Big issues are in general...

- Availability of spares
- Integrity of old spares
- Suitability of modern fuels and lubricants
- Lack of sim availability for crew currency and conversion training to modern standards
- Handling qualities not always being to modern standard either
- Manufacturing / maintenance techniques used with which modern crews are often unfamiliar
- Lack of current manufacturer support when you hit a snag.

Overall, if these and a few other problems are solved, and the aircraft are operated within the envelope for which they were designed, safety should be pretty much equivalent to modern types. In general operating costs will be much higher due primarily to fuel consumption and maintenance man-hours, but investment value much lower. So older aircraft, even pre-WW2 on occasion, can be a good commercial investment if an operator needs the asset but is planning to fly very few hours.

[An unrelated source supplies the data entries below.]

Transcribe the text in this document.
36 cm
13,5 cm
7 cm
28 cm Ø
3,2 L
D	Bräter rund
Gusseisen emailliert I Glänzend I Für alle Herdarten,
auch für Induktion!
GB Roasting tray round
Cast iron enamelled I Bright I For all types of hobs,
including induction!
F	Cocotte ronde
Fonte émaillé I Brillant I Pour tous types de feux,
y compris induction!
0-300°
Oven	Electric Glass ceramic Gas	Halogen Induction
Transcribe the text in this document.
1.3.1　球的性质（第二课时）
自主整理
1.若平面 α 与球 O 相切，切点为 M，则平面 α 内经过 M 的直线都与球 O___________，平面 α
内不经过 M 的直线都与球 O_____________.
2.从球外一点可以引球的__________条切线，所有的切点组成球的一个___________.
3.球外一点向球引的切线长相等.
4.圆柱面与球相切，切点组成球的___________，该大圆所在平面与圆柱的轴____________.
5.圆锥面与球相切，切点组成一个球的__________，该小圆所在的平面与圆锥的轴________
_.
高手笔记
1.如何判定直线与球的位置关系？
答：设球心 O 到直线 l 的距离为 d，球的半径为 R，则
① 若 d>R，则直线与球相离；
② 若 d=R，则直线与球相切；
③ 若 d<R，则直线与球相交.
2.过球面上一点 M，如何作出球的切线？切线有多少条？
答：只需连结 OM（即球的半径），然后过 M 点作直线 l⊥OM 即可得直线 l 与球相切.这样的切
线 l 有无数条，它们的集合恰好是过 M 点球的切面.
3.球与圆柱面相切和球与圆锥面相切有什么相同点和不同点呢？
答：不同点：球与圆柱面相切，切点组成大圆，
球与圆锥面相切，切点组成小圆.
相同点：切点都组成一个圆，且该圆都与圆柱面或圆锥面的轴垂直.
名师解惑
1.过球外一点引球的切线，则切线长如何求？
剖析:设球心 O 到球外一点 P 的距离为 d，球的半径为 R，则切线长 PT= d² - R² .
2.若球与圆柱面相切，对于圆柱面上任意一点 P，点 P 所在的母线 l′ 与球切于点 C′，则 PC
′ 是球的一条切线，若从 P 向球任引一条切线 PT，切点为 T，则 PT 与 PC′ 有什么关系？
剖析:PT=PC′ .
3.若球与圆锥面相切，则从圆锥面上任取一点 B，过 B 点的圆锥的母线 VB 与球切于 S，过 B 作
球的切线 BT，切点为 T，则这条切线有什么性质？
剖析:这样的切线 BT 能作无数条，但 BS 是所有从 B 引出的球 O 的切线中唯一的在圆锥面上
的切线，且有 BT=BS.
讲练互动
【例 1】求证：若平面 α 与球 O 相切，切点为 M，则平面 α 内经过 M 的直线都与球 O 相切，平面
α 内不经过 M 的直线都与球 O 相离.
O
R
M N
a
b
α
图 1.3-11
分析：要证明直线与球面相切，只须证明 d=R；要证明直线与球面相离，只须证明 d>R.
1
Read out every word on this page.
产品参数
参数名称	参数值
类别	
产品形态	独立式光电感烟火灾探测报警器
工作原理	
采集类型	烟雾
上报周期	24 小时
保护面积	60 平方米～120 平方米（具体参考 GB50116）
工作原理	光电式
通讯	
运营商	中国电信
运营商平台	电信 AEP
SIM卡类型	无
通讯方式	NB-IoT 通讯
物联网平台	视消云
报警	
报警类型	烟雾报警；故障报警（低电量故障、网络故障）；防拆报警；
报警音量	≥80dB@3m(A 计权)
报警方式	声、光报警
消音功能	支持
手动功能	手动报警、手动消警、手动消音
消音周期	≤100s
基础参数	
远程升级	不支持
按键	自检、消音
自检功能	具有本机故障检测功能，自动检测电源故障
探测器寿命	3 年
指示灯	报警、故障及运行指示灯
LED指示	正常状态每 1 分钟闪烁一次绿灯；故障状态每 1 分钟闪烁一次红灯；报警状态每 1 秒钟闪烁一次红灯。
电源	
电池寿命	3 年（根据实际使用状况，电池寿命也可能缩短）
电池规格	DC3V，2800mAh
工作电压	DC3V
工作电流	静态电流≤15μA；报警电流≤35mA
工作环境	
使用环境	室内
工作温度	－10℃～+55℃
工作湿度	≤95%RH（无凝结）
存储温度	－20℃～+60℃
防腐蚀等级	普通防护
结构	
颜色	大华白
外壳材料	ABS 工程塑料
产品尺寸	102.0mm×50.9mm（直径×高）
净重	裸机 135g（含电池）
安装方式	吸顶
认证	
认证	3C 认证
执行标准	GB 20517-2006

One other thing, a lot of the remaining fleets, and thus sources of parts of older types exist on the registers of "less respectable countries". This can cause severe paperwork problems as "first world" aviation authorities such as UK-CAA or FAA are rather disinclined to accept parts-release paperwork from such countries. A classic example of this is UK based Piper Pawnees, for which spares are readily available - from Argentina, not the UK government's favourite country at the best of times. So, you can buy all the spares you want, but UK-CAA won't let you use them.

Hope this helps a bit, but you might find it helps to post Engineering questions in "Engineers and Technicians", rather than here or certainly "Rumours and News". (Hint for new players, post once and in the right forum or you lose friends quite quickly.) These folks are giving "pilot answers" which are probably of limited relevance to an Engineering report.

Best of luck,

G

Last edited by Genghis the Engineer; 6th Nov 2003 at 05:41.